Это бесстрашие старости – тема множества превосходных стихов, и потому третий раздел этой книги представляется мне самым сильным. Вообще образ молодого поэта, «юноша бледный со взором горящим», – по нашим временам анахронизм. Поэт позже созревает, дольше живет («срок жизни увеличился, и может быть, концы поэтов отодвинулись на время», – предупредил Высоцкий, который был рассчитан надолго и к старости готовился всерьез), да и вообще подлинная мудрость редко посещает молодую бесшабашную голову. Блажен, кто вовремя созрел – а не мучился от преждевременной зрелости и даже «охладелости», как Лермонтов. Гармоничная и мудрая старость прекрасна, ибо, как написал Юлий Ким, – «Ну, а с чем уже ничего не поделаешь, с тем уж точно не поделаешь ничего». Но чрезвычайно интересна – и в каком-то смысле более привлекательна – старость непримиренная, неудовлетворенная, не играющая в патриаршество, неравнодушная, озлобленная даже: есть свое мужество в том, чтобы и в старости ругаться, и даже ругаться больше. В конце концов, облагораживаются же старостью всякие антикварные предметы, служившие образчиками кича: фарфоровые балерины, пионеры, котики, эстампы с усачами и полуобнаженными красавицами… Даже старый автомобиль перестает быть рухлядью и становится музейным экспонатом, за который убиваются коллекционеры. Так что «Старый поэт» из стихотворения Новеллы Матвеевой, при всех его ошибках, интересней себя молодого.

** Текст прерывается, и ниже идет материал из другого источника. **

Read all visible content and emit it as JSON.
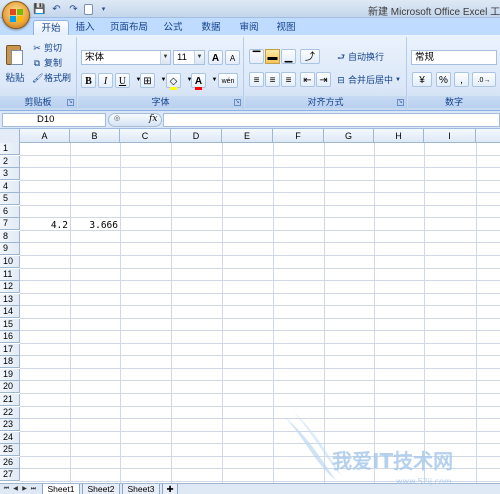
{
  "title_bar": {
    "title": "新建 Microsoft Office Excel 工作"
  },
  "qat": {
    "save_icon": "💾",
    "undo_icon": "↶",
    "redo_icon": "↷",
    "more_icon": "▾"
  },
  "tabs": [
    {
      "label": "开始",
      "active": true
    },
    {
      "label": "插入"
    },
    {
      "label": "页面布局"
    },
    {
      "label": "公式"
    },
    {
      "label": "数据"
    },
    {
      "label": "审阅"
    },
    {
      "label": "视图"
    }
  ],
  "clipboard": {
    "paste_label": "粘贴",
    "cut_label": "剪切",
    "copy_label": "复制",
    "format_painter_label": "格式刷",
    "group_label": "剪贴板"
  },
  "font": {
    "font_name": "宋体",
    "font_size": "11",
    "grow_icon": "A",
    "shrink_icon": "A",
    "bold": "B",
    "italic": "I",
    "underline": "U",
    "group_label": "字体",
    "phonetic_icon": "wén"
  },
  "alignment": {
    "wrap_label": "自动换行",
    "merge_label": "合并后居中",
    "group_label": "对齐方式"
  },
  "number": {
    "format": "常规",
    "percent_icon": "%",
    "comma_icon": ",",
    "group_label": "数字"
  },
  "formula_bar": {
    "name_box": "D10",
    "fx": "fx",
    "value": ""
  },
  "columns": [
    "A",
    "B",
    "C",
    "D",
    "E",
    "F",
    "G",
    "H",
    "I"
  ],
  "rows": [
    "1",
    "2",
    "3",
    "4",
    "5",
    "6",
    "7",
    "8",
    "9",
    "10",
    "11",
    "12",
    "13",
    "14",
    "15",
    "16",
    "17",
    "18",
    "19",
    "20",
    "21",
    "22",
    "23",
    "24",
    "25",
    "26",
    "27"
  ],
  "cells": [
    {
      "ref": "A7",
      "value": "4.2"
    },
    {
      "ref": "B7",
      "value": "3.666"
    }
  ],
  "sheets": [
    {
      "name": "Sheet1",
      "active": true
    },
    {
      "name": "Sheet2"
    },
    {
      "name": "Sheet3"
    }
  ],
  "watermark": {
    "text": "我爱IT技术网",
    "url": "www.52ij.com"
  }
}
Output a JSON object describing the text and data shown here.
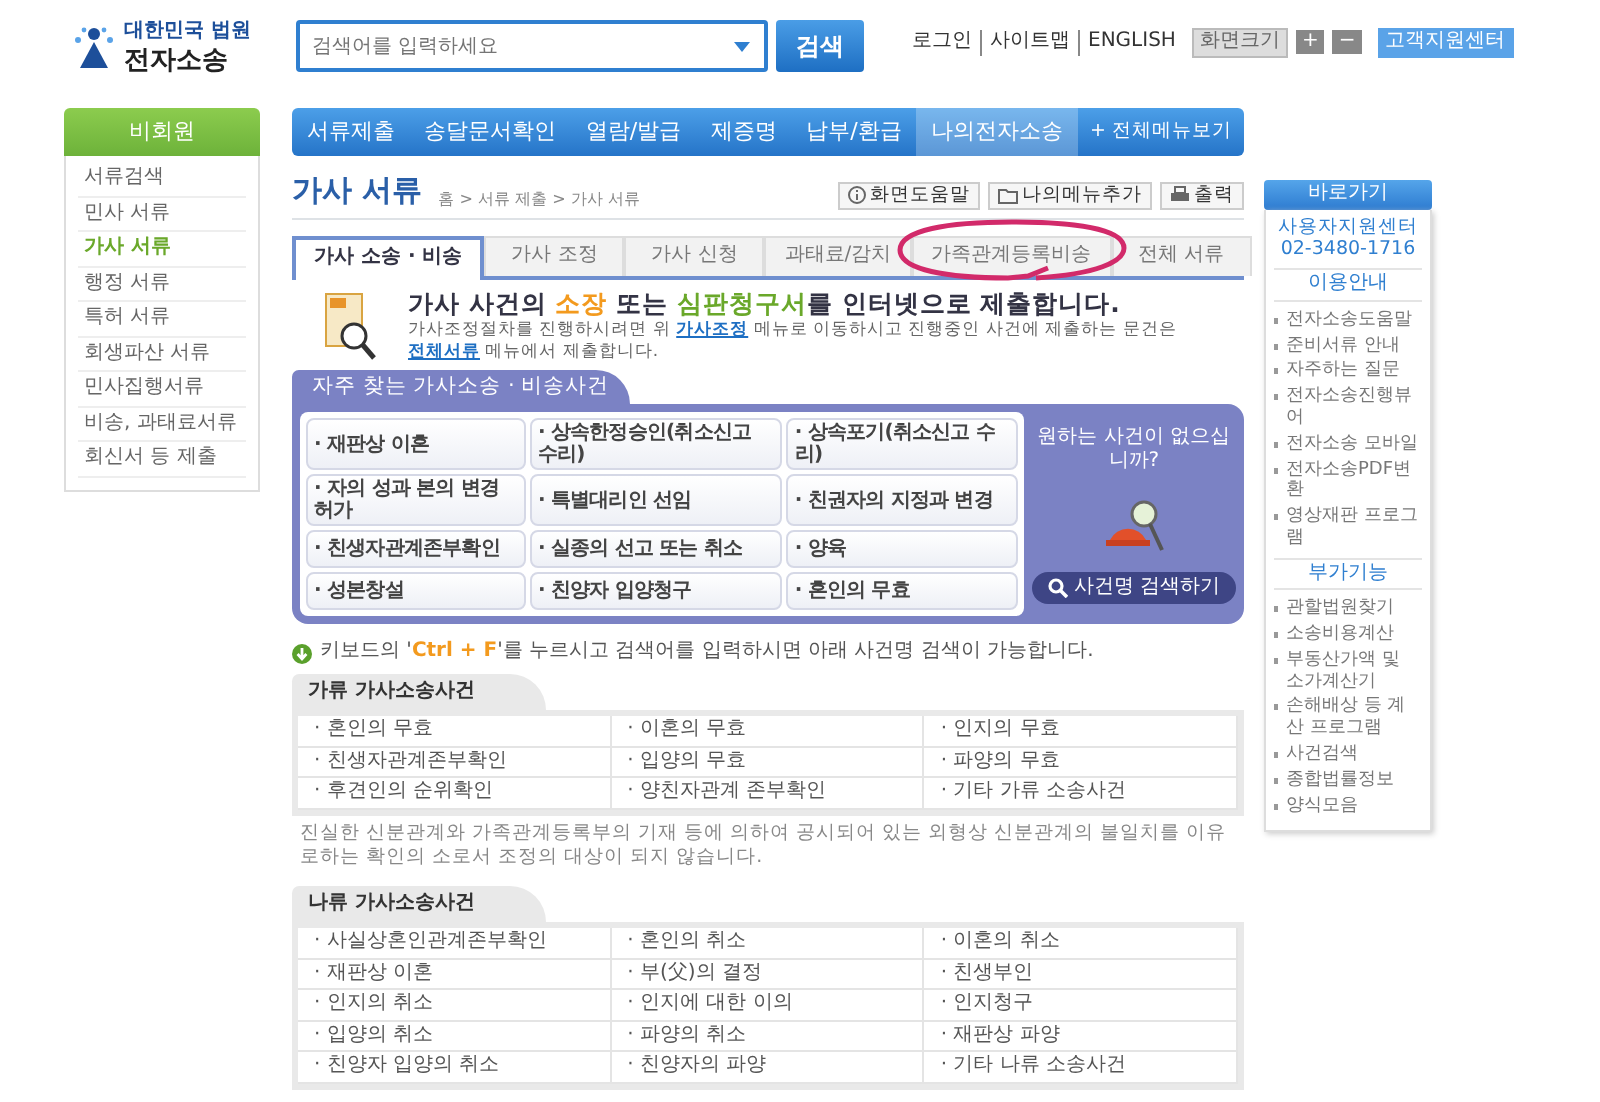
{
  "logo": {
    "line1": "대한민국 법원",
    "line2": "전자소송"
  },
  "search": {
    "placeholder": "검색어를 입력하세요",
    "button": "검색"
  },
  "utility_links": [
    "로그인",
    "사이트맵",
    "ENGLISH"
  ],
  "font_size": {
    "label": "화면크기",
    "buttons": [
      "+",
      "−"
    ]
  },
  "support_button": "고객지원센터",
  "nav": [
    {
      "label": "서류제출",
      "selected": false
    },
    {
      "label": "송달문서확인",
      "selected": false
    },
    {
      "label": "열람/발급",
      "selected": false
    },
    {
      "label": "제증명",
      "selected": false
    },
    {
      "label": "납부/환급",
      "selected": false
    },
    {
      "label": "나의전자소송",
      "selected": true
    }
  ],
  "nav_all": "+ 전체메뉴보기",
  "sidebar": {
    "title": "비회원",
    "items": [
      {
        "label": "서류검색",
        "selected": false
      },
      {
        "label": "민사 서류",
        "selected": false
      },
      {
        "label": "가사 서류",
        "selected": true
      },
      {
        "label": "행정 서류",
        "selected": false
      },
      {
        "label": "특허 서류",
        "selected": false
      },
      {
        "label": "회생파산 서류",
        "selected": false
      },
      {
        "label": "민사집행서류",
        "selected": false
      },
      {
        "label": "비송, 과태료서류",
        "selected": false
      },
      {
        "label": "회신서 등 제출",
        "selected": false
      }
    ]
  },
  "page": {
    "title": "가사 서류",
    "breadcrumb": "홈 > 서류 제출 > 가사 서류",
    "actions": [
      {
        "kind": "help",
        "label": "화면도움말"
      },
      {
        "kind": "bookmark",
        "label": "나의메뉴추가"
      },
      {
        "kind": "print",
        "label": "출력"
      }
    ]
  },
  "tabs": [
    {
      "label": "가사 소송 · 비송",
      "selected": true
    },
    {
      "label": "가사 조정",
      "selected": false
    },
    {
      "label": "가사 신청",
      "selected": false
    },
    {
      "label": "과태료/감치",
      "selected": false
    },
    {
      "label": "가족관계등록비송",
      "selected": false
    },
    {
      "label": "전체 서류",
      "selected": false
    }
  ],
  "intro": {
    "headline": [
      {
        "kind": "plain",
        "text": "가사 사건의 "
      },
      {
        "kind": "accent",
        "text": "소장"
      },
      {
        "kind": "plain",
        "text": " 또는 "
      },
      {
        "kind": "accent2",
        "text": "심판청구서"
      },
      {
        "kind": "plain",
        "text": "를 인터넷으로 제출합니다."
      }
    ],
    "note": [
      {
        "kind": "plain",
        "text": "가사조정절차를 진행하시려면 위 "
      },
      {
        "kind": "link",
        "text": "가사조정"
      },
      {
        "kind": "plain",
        "text": " 메뉴로 이동하시고 진행중인 사건에 제출하는 문건은 "
      },
      {
        "kind": "link",
        "text": "전체서류"
      },
      {
        "kind": "plain",
        "text": " 메뉴에서 제출합니다."
      }
    ]
  },
  "frequent": {
    "title": "자주 찾는 가사소송 · 비송사건",
    "items": [
      "· 재판상 이혼",
      "· 상속한정승인(취소신고 수리)",
      "· 상속포기(취소신고 수리)",
      "· 자의 성과 본의 변경허가",
      "· 특별대리인 선임",
      "· 친권자의 지정과 변경",
      "· 친생자관계존부확인",
      "· 실종의 선고 또는 취소",
      "· 양육",
      "· 성본창설",
      "· 친양자 입양청구",
      "· 혼인의 무효"
    ],
    "prompt": "원하는 사건이 없으십니까?",
    "button": "사건명 검색하기"
  },
  "tip": [
    {
      "kind": "plain",
      "text": "키보드의 '"
    },
    {
      "kind": "key",
      "text": "Ctrl + F"
    },
    {
      "kind": "plain",
      "text": "'를 누르시고 검색어를 입력하시면 아래 사건명 검색이 가능합니다."
    }
  ],
  "tables": [
    {
      "title": "가류 가사소송사건",
      "cells": [
        "· 혼인의 무효",
        "· 이혼의 무효",
        "· 인지의 무효",
        "· 친생자관계존부확인",
        "· 입양의 무효",
        "· 파양의 무효",
        "· 후견인의 순위확인",
        "· 양친자관계 존부확인",
        "· 기타 가류 소송사건"
      ],
      "note": "진실한 신분관계와 가족관계등록부의 기재 등에 의하여 공시되어 있는 외형상 신분관계의 불일치를 이유로하는 확인의 소로서 조정의 대상이 되지 않습니다."
    },
    {
      "title": "나류 가사소송사건",
      "cells": [
        "· 사실상혼인관계존부확인",
        "· 혼인의 취소",
        "· 이혼의 취소",
        "· 재판상 이혼",
        "· 부(父)의 결정",
        "· 친생부인",
        "· 인지의 취소",
        "· 인지에 대한 이의",
        "· 인지청구",
        "· 입양의 취소",
        "· 파양의 취소",
        "· 재판상 파양",
        "· 친양자 입양의 취소",
        "· 친양자의 파양",
        "· 기타 나류 소송사건"
      ]
    }
  ],
  "quick": {
    "title": "바로가기",
    "contact": [
      "사용자지원센터",
      "02-3480-1716"
    ],
    "sections": [
      {
        "title": "이용안내",
        "items": [
          "전자소송도움말",
          "준비서류 안내",
          "자주하는 질문",
          "전자소송진행뷰어",
          "전자소송 모바일",
          "전자소송PDF변환",
          "영상재판 프로그램"
        ]
      },
      {
        "title": "부가기능",
        "items": [
          "관할법원찾기",
          "소송비용계산",
          "부동산가액 및 소가계산기",
          "손해배상 등 계산 프로그램",
          "사건검색",
          "종합법률정보",
          "양식모음"
        ]
      }
    ]
  }
}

Почему мы с Натальей Розман, любимым моим редактором, собрали эту книгу? Потому что время и то, что оно делает с человеком, – важнейшая тема искусства, и то, как поэт защищается от соблазнов молодости, разочарований зрелости и прямых угроз старости, – замечательный пример творческого преображения жизни. Поскольку вовсе не задумываться о возрасте и о том, что после тебя останется, способен лишь безнадежный оптимист или врожденный дебил (что в сущности почти синонимы), люди вынуждены оглядываться на свой путь и – если у них есть разум – почти всегда разочаровываться. Поэзия существует не для того, чтобы эту эмоцию отменить, но чтобы ее перевести в иной регистр, чтобы извлечь из нее музыку. Тот, кто купит эту книгу, перестанет тяготиться своим возрастом и станет им наслаждаться. Потому и цена ее установлена издательством в расчете на то, чтобы стихи были одинаково доступны пионеру и пенсионеру – главным потребителям и производителям шедевров.

Дмитрий Быков

Загрузка...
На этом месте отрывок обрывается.